I never dreaded aging, knowing, as I do, that it beats the alternative. But Dad died suddenly and unexpectedly five days before my forty-seventh birthday, and just today, a week out from my forty-ninth, I realized that I now link my age increase with his sudden death.

It’s a bummer.

Before Dad died, my birthday, positioned near the last day of winter, always conjured for me hopes of spring. Daffodils were usually out by then, though that is not the case this year. The odd brave forsythia could be spotted (again, not happening this year). As the equinox approached, the angle of the sun bent back onto my deck, and things held an air of potential. I had ideas to write and a conviction that the time spent writing them was time spent well. I easily connected with that life force, that surety that I was alive and living fully, with purpose.

I took it for granted.

***

For Christmas I received a 365 day calendar, the kind where you tear off a new page each day. I find myself startled at how quickly the thick stack of thin sheets printed in kittens and italicized wise words has diminished. Today’s quote is Longfellow, sappy and contemplative. I like tomorrow’s better: “The darkest hour has only sixty minutes.” (Morris Mandel)

It turns out that I don’t care for daily calendars. The need to turn them regularly eludes me, and I end up peeling away weeks at a time to get caught up. I lose the continuity of wisdom; it feels like skipping chapters in a book, but I toss them unread. I do flip quickly to see the pictures of the kittens, though. Daily calendars produce in me a psychological anxiety similar to an hour glass – the surety of pages dwindling, the passage of time and no means to prevent it, no matter how cute the kitten, no matter how wise the words.

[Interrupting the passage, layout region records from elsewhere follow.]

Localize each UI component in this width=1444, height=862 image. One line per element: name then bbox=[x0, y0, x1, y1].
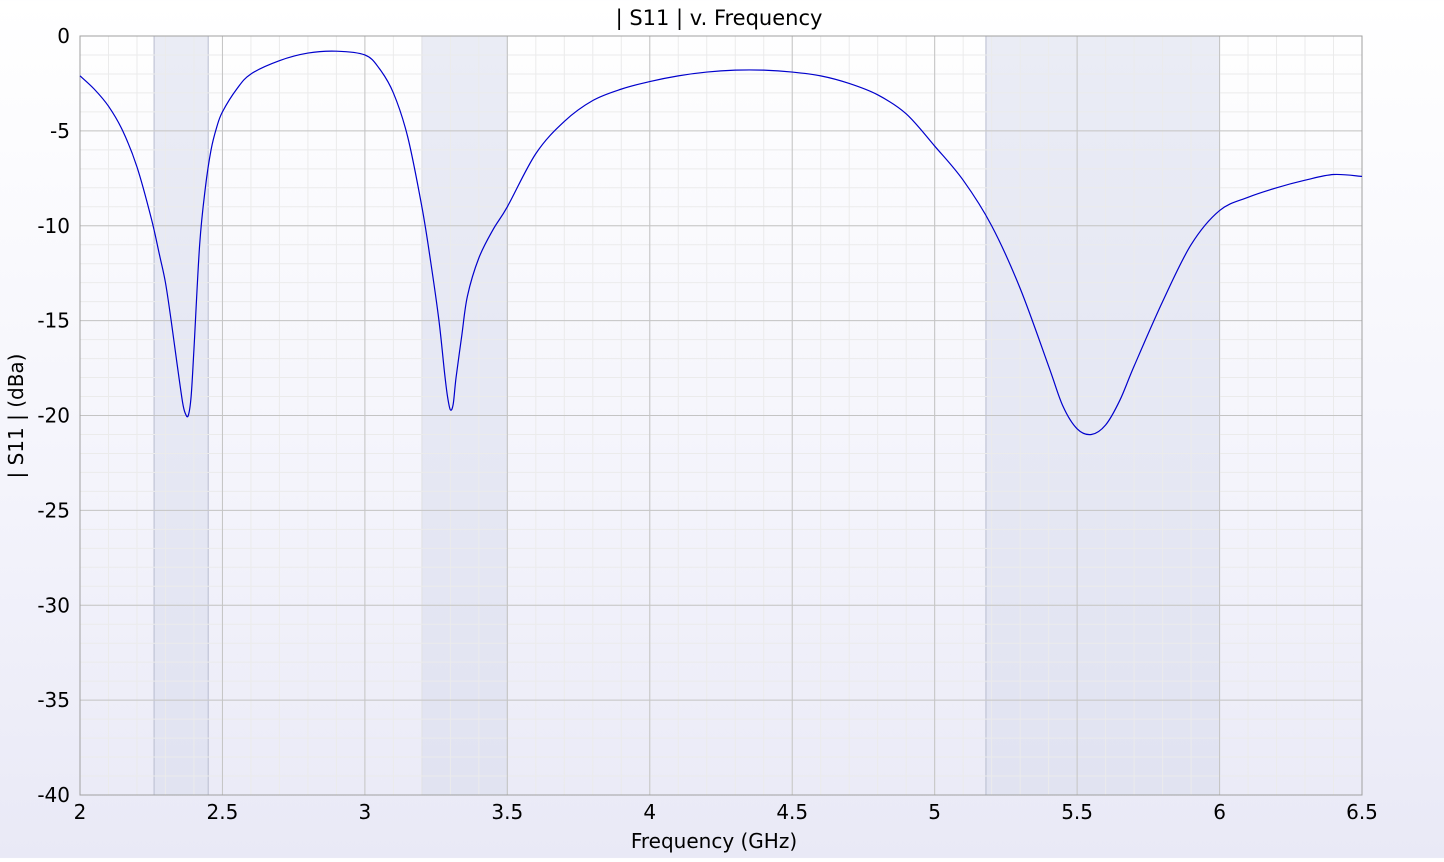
x-tick-labels: 2 2.5 3 3.5 4 4.5 5 5.5 6 6.5 bbox=[74, 800, 1378, 824]
y-tick-label: -15 bbox=[37, 309, 70, 333]
x-tick-label: 6 bbox=[1213, 800, 1226, 824]
y-tick-label: 0 bbox=[57, 24, 70, 48]
series-line-1 bbox=[79, 50, 1363, 436]
x-tick-label: 5.5 bbox=[1061, 800, 1093, 824]
y-axis-label: | S11 | (dBa) bbox=[4, 354, 28, 479]
x-tick-label: 3 bbox=[359, 800, 372, 824]
x-tick-label: 3.5 bbox=[491, 800, 523, 824]
plot-frame bbox=[79, 35, 1363, 796]
y-tick-label: -5 bbox=[50, 119, 70, 143]
y-tick-label: -20 bbox=[37, 404, 70, 428]
grid bbox=[79, 35, 1363, 796]
x-axis-label: Frequency (GHz) bbox=[631, 829, 797, 853]
y-tick-labels: 0 -5 -10 -15 -20 -25 -30 -35 -40 bbox=[37, 24, 70, 807]
x-tick-label: 2 bbox=[74, 800, 87, 824]
y-tick-label: -25 bbox=[37, 498, 70, 522]
x-tick-label: 2.5 bbox=[207, 800, 239, 824]
x-tick-label: 5 bbox=[928, 800, 941, 824]
chart-title: | S11 | v. Frequency bbox=[616, 6, 823, 31]
y-tick-label: -30 bbox=[37, 593, 70, 617]
x-tick-label: 6.5 bbox=[1346, 800, 1378, 824]
series bbox=[79, 50, 1363, 436]
y-tick-label: -10 bbox=[37, 214, 70, 238]
y-tick-label: -35 bbox=[37, 688, 70, 712]
y-tick-label: -40 bbox=[37, 783, 70, 807]
x-tick-label: 4 bbox=[643, 800, 656, 824]
x-tick-label: 4.5 bbox=[776, 800, 808, 824]
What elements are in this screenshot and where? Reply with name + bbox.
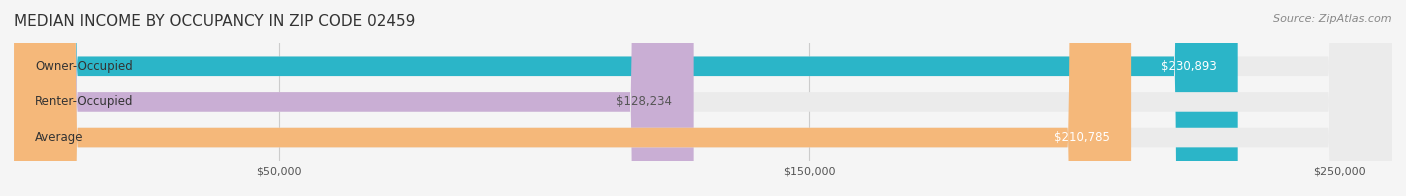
FancyBboxPatch shape xyxy=(14,0,1130,196)
Text: $210,785: $210,785 xyxy=(1054,131,1109,144)
Text: Renter-Occupied: Renter-Occupied xyxy=(35,95,134,108)
FancyBboxPatch shape xyxy=(14,0,1237,196)
FancyBboxPatch shape xyxy=(14,0,1392,196)
Text: Source: ZipAtlas.com: Source: ZipAtlas.com xyxy=(1274,14,1392,24)
FancyBboxPatch shape xyxy=(14,0,693,196)
Text: Average: Average xyxy=(35,131,84,144)
Text: $128,234: $128,234 xyxy=(616,95,672,108)
Text: Owner-Occupied: Owner-Occupied xyxy=(35,60,134,73)
Text: MEDIAN INCOME BY OCCUPANCY IN ZIP CODE 02459: MEDIAN INCOME BY OCCUPANCY IN ZIP CODE 0… xyxy=(14,14,415,29)
FancyBboxPatch shape xyxy=(14,0,1392,196)
Text: $230,893: $230,893 xyxy=(1161,60,1216,73)
FancyBboxPatch shape xyxy=(14,0,1392,196)
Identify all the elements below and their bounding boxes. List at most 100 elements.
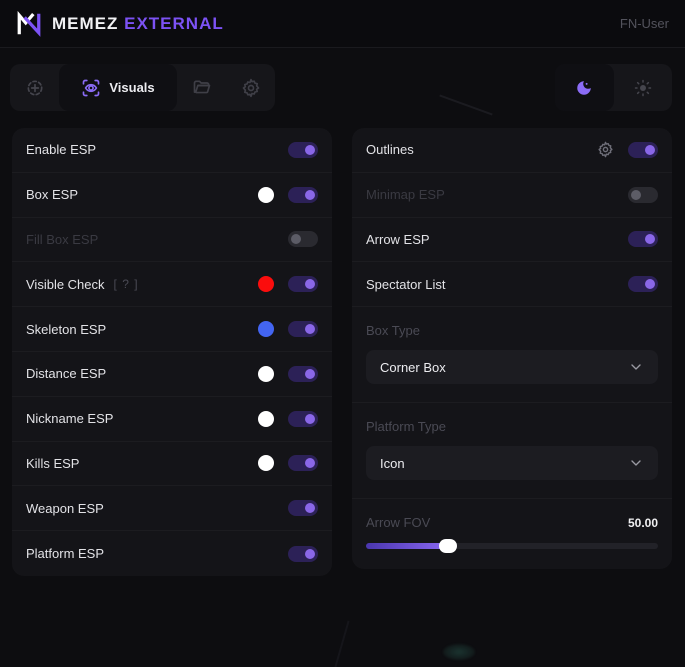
row-visible-check: Visible Check [ ? ] [12,262,332,307]
crosshair-icon [25,78,45,98]
platform-type-value: Icon [380,455,405,471]
setting-label: Platform ESP [26,546,105,562]
toggle-knob [645,234,655,245]
background-artifact [334,620,350,667]
title-bar: MEMEZ EXTERNAL FN-User [0,0,685,48]
color-swatch[interactable] [258,186,274,203]
color-swatch[interactable] [258,276,274,293]
arrow-fov-value: 50.00 [627,515,658,530]
setting-label: Arrow ESP [366,231,430,247]
tab-aimbot[interactable] [10,64,59,111]
tab-visuals[interactable]: Visuals [59,64,177,111]
tab-settings[interactable] [226,64,275,111]
setting-label: Kills ESP [26,455,80,471]
toggle-switch[interactable] [288,455,318,472]
brand-title: MEMEZ EXTERNAL [52,13,224,33]
brand-logo-icon [16,10,42,37]
box-type-label: Box Type [366,323,420,339]
setting-label: Spectator List [366,276,446,292]
row-fill-box-esp: Fill Box ESP [12,218,332,263]
chevron-down-icon [628,455,644,471]
theme-switcher [555,64,672,111]
toggle-knob [305,144,315,155]
row-arrow-esp: Arrow ESP [352,218,672,263]
help-hint: [ ? ] [113,277,139,292]
background-artifact [439,94,493,116]
row-enable-esp: Enable ESP [12,128,332,173]
setting-label: Box ESP [26,187,79,203]
row-nickname-esp: Nickname ESP [12,397,332,442]
platform-type-select[interactable]: Icon [366,446,658,481]
toggle-switch[interactable] [288,500,318,517]
toggle-knob [305,458,315,469]
toggle-knob [305,279,315,290]
setting-label: Distance ESP [26,366,107,382]
box-type-select[interactable]: Corner Box [366,350,658,385]
setting-label: Visible Check [26,276,105,292]
setting-label: Minimap ESP [366,187,445,203]
moon-icon [575,79,593,97]
color-swatch[interactable] [258,321,274,338]
toggle-knob [631,189,641,200]
theme-dark-button[interactable] [555,64,614,111]
row-platform-esp: Platform ESP [12,531,332,576]
toggle-switch[interactable] [628,186,658,203]
user-label: FN-User [619,16,669,31]
toggle-switch[interactable] [288,545,318,562]
scan-eye-icon [81,78,101,98]
slider-knob[interactable] [438,539,457,554]
toggle-switch[interactable] [628,231,658,248]
toggle-knob [305,548,315,559]
toggle-knob [305,368,315,379]
background-artifact [443,644,475,660]
toggle-switch[interactable] [288,231,318,248]
theme-light-button[interactable] [614,64,673,111]
row-kills-esp: Kills ESP [12,442,332,487]
toggle-switch[interactable] [288,276,318,293]
platform-type-section: Platform Type Icon [352,403,672,499]
visuals-panel-left: Enable ESP Box ESP Fill Box ESP Visible … [12,128,332,576]
setting-label: Skeleton ESP [26,321,107,337]
row-spectator-list: Spectator List [352,262,672,307]
color-swatch[interactable] [258,365,274,382]
color-swatch[interactable] [258,455,274,472]
toggle-switch[interactable] [628,141,658,158]
toggle-knob [305,189,315,200]
arrow-fov-section: Arrow FOV 50.00 [352,499,672,569]
setting-label: Nickname ESP [26,411,114,427]
slider-fill [366,543,448,550]
setting-label: Outlines [366,142,414,158]
folder-icon [192,78,212,98]
sun-icon [634,79,652,97]
platform-type-label: Platform Type [366,419,446,435]
toggle-switch[interactable] [288,186,318,203]
visuals-panel-right: Outlines Minimap ESP Arrow ESP Spectator… [352,128,672,570]
toggle-knob [645,279,655,290]
toggle-knob [305,413,315,424]
toggle-switch[interactable] [288,321,318,338]
gear-icon [241,78,261,98]
setting-label: Fill Box ESP [26,231,99,247]
tab-configs[interactable] [177,64,226,111]
toggle-switch[interactable] [288,141,318,158]
setting-label: Enable ESP [26,142,97,158]
row-distance-esp: Distance ESP [12,352,332,397]
tab-bar: Visuals [10,64,275,111]
row-minimap-esp: Minimap ESP [352,173,672,218]
setting-label: Weapon ESP [26,500,104,516]
box-type-section: Box Type Corner Box [352,307,672,403]
arrow-fov-label: Arrow FOV [366,515,431,531]
row-box-esp: Box ESP [12,173,332,218]
chevron-down-icon [628,359,644,375]
outlines-settings-gear-icon[interactable] [597,141,614,158]
toggle-switch[interactable] [628,276,658,293]
toggle-switch[interactable] [288,365,318,382]
toggle-knob [291,234,301,245]
toggle-knob [645,144,655,155]
box-type-value: Corner Box [380,359,446,375]
toggle-switch[interactable] [288,410,318,427]
arrow-fov-slider[interactable] [366,539,658,554]
brand: MEMEZ EXTERNAL [16,10,224,37]
color-swatch[interactable] [258,410,274,427]
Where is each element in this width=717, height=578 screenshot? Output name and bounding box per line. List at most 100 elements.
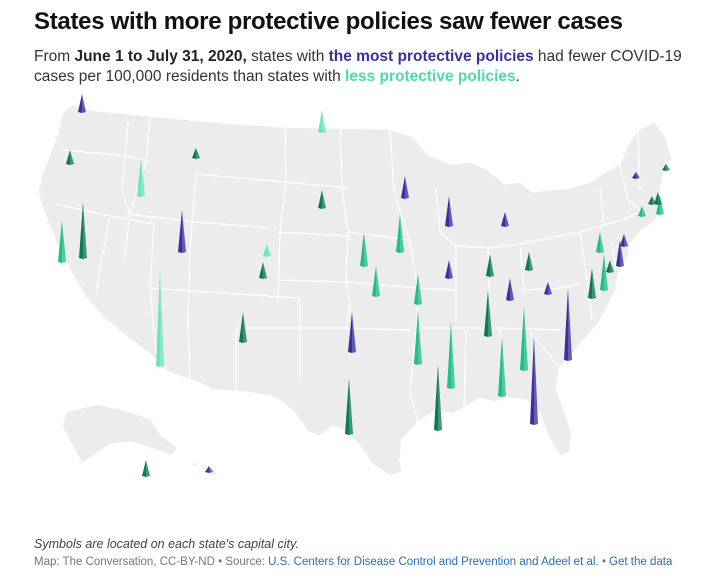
us-map-svg <box>37 94 673 477</box>
spike-facet-left <box>192 148 196 159</box>
spike-nc <box>564 288 572 361</box>
spike-sd <box>318 190 326 209</box>
spike-pa <box>596 232 604 253</box>
spike-oh <box>525 252 533 271</box>
spike-facet-right <box>182 210 186 253</box>
spike-ia <box>396 214 404 253</box>
spike-facet-right <box>620 240 624 267</box>
spike-facet-left <box>445 260 449 279</box>
spike-nj <box>606 260 614 273</box>
spike-facet-left <box>142 460 146 477</box>
spike-ri <box>654 192 662 205</box>
spike-facet-left <box>205 466 209 473</box>
subtitle-text-1: From <box>34 48 75 65</box>
spike-facet-left <box>434 364 438 431</box>
spike-al <box>498 336 506 397</box>
spike-facet-left <box>654 192 658 205</box>
spike-wi <box>445 196 453 227</box>
spike-facet-left <box>318 190 322 209</box>
spike-ne <box>360 232 368 267</box>
spike-nv <box>58 220 66 263</box>
spike-ms <box>447 322 455 389</box>
spike-facet-right <box>196 148 200 159</box>
source-link[interactable]: U.S. Centers for Disease Control and Pre… <box>268 556 599 568</box>
spike-facet-right <box>610 260 614 273</box>
spike-facet-right <box>449 260 453 279</box>
spike-facet-right <box>322 190 326 209</box>
spike-ca <box>79 202 87 259</box>
spike-mn <box>401 176 409 199</box>
spike-mo <box>414 274 422 305</box>
spike-facet-left <box>79 202 83 259</box>
spike-facet-right <box>322 110 326 133</box>
spike-facet-right <box>146 460 150 477</box>
spike-de <box>616 240 624 267</box>
spike-ny <box>620 234 628 247</box>
spike-facet-right <box>400 214 404 253</box>
spike-facet-right <box>141 158 145 197</box>
spike-facet-right <box>267 244 271 257</box>
spike-facet-left <box>484 290 488 337</box>
spike-ky <box>506 278 514 301</box>
spike-facet-right <box>418 310 422 365</box>
spike-facet-right <box>82 94 86 113</box>
spike-facet-left <box>498 336 502 397</box>
spike-facet-left <box>600 254 604 291</box>
spike-sc <box>520 306 528 371</box>
spike-ak <box>142 460 150 477</box>
spike-facet-left <box>447 322 451 389</box>
spike-facet-left <box>414 310 418 365</box>
spike-facet-right <box>568 288 572 361</box>
most-protective-label: the most protective policies <box>328 48 534 65</box>
hawaii-shape <box>191 461 219 477</box>
spike-md <box>588 268 596 299</box>
spike-facet-right <box>243 312 247 343</box>
spike-facet-left <box>372 266 376 297</box>
land-layer <box>37 103 673 477</box>
less-protective-label: less protective policies <box>345 68 516 85</box>
spike-facet-left <box>66 150 70 165</box>
spike-facet-left <box>588 268 592 299</box>
spike-facet-left <box>638 206 642 217</box>
footer-separator: • <box>598 556 610 568</box>
spike-nd <box>318 110 326 133</box>
spike-facet-left <box>648 196 652 205</box>
spike-facet-left <box>620 234 624 247</box>
page-title: States with more protective policies saw… <box>34 8 623 35</box>
spike-facet-left <box>137 158 141 197</box>
spike-facet-left <box>78 94 82 113</box>
spike-facet-right <box>418 274 422 305</box>
footnote: Symbols are located on each state's capi… <box>34 537 299 551</box>
spike-facet-left <box>544 282 548 295</box>
spike-facet-right <box>160 270 164 367</box>
spike-facet-left <box>348 312 352 353</box>
subtitle-text-2: states with <box>246 48 329 65</box>
get-the-data-link[interactable]: Get the data <box>609 556 673 568</box>
spike-facet-left <box>486 254 490 277</box>
spike-la <box>434 364 442 431</box>
spike-layer <box>58 94 670 477</box>
spike-facet-left <box>396 214 400 253</box>
spike-ks <box>372 266 380 297</box>
spike-ga <box>530 336 538 425</box>
spike-facet-right <box>83 202 87 259</box>
spike-facet-left <box>58 220 62 263</box>
spike-facet-right <box>600 232 604 253</box>
spike-facet-right <box>352 312 356 353</box>
spike-nm <box>239 312 247 343</box>
spike-wv <box>544 282 552 295</box>
state-borders <box>55 115 641 423</box>
spike-facet-right <box>548 282 552 295</box>
spike-mi <box>501 212 509 227</box>
spike-in <box>486 254 494 277</box>
spike-facet-right <box>666 164 670 171</box>
spike-facet-right <box>604 254 608 291</box>
spike-hi <box>205 466 213 473</box>
spike-facet-right <box>658 192 662 205</box>
spike-facet-right <box>62 220 66 263</box>
spike-facet-right <box>592 268 596 299</box>
spike-facet-right <box>624 234 628 247</box>
us-map <box>0 92 717 532</box>
spike-facet-right <box>451 322 455 389</box>
spike-facet-left <box>178 210 182 253</box>
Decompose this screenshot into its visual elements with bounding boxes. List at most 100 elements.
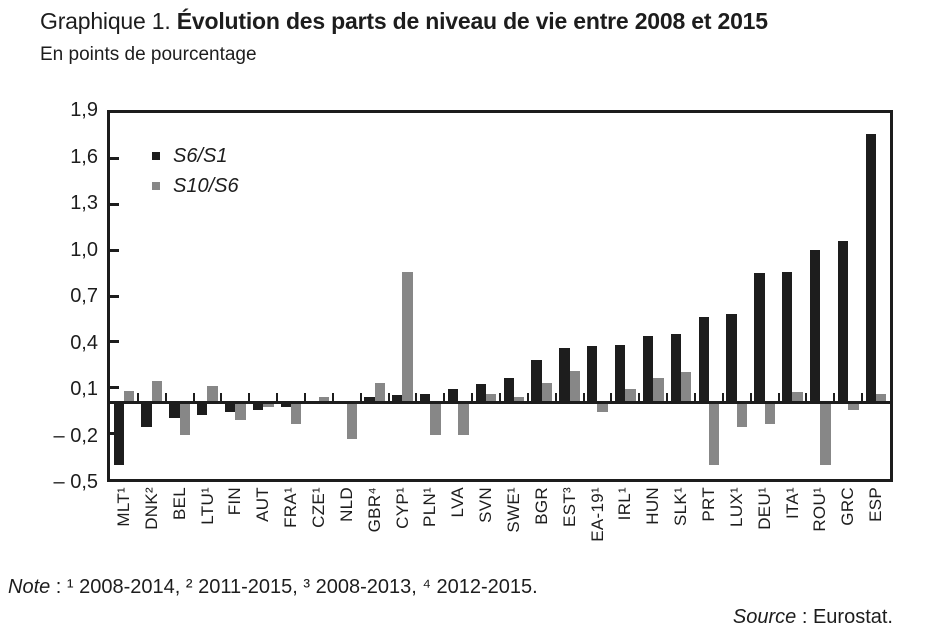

Time and age make fools of us all, I think. It’s a question of when, not if. At some point in each of our lives we reach some unknown milestone, something clicks, and we free fall into a sense of irrelevancy. In the plummet, we grab for handholds, helpful or otherwise. We look into false mirrors to see flattering reflections that have no true substance. We abandon beliefs that anything is possible – foolishly because only quitting makes failure inevitable. We forget carefree days of coloring outside the lines, choosing yellow for the face but red for the tail. Instead, we label it imperfect, rip out the page, wad it tightly, hiding the nonconformity. Throw it away and never worry that someone somewhere in the world might find it, smooth the wrinkles, and hang our effort like art.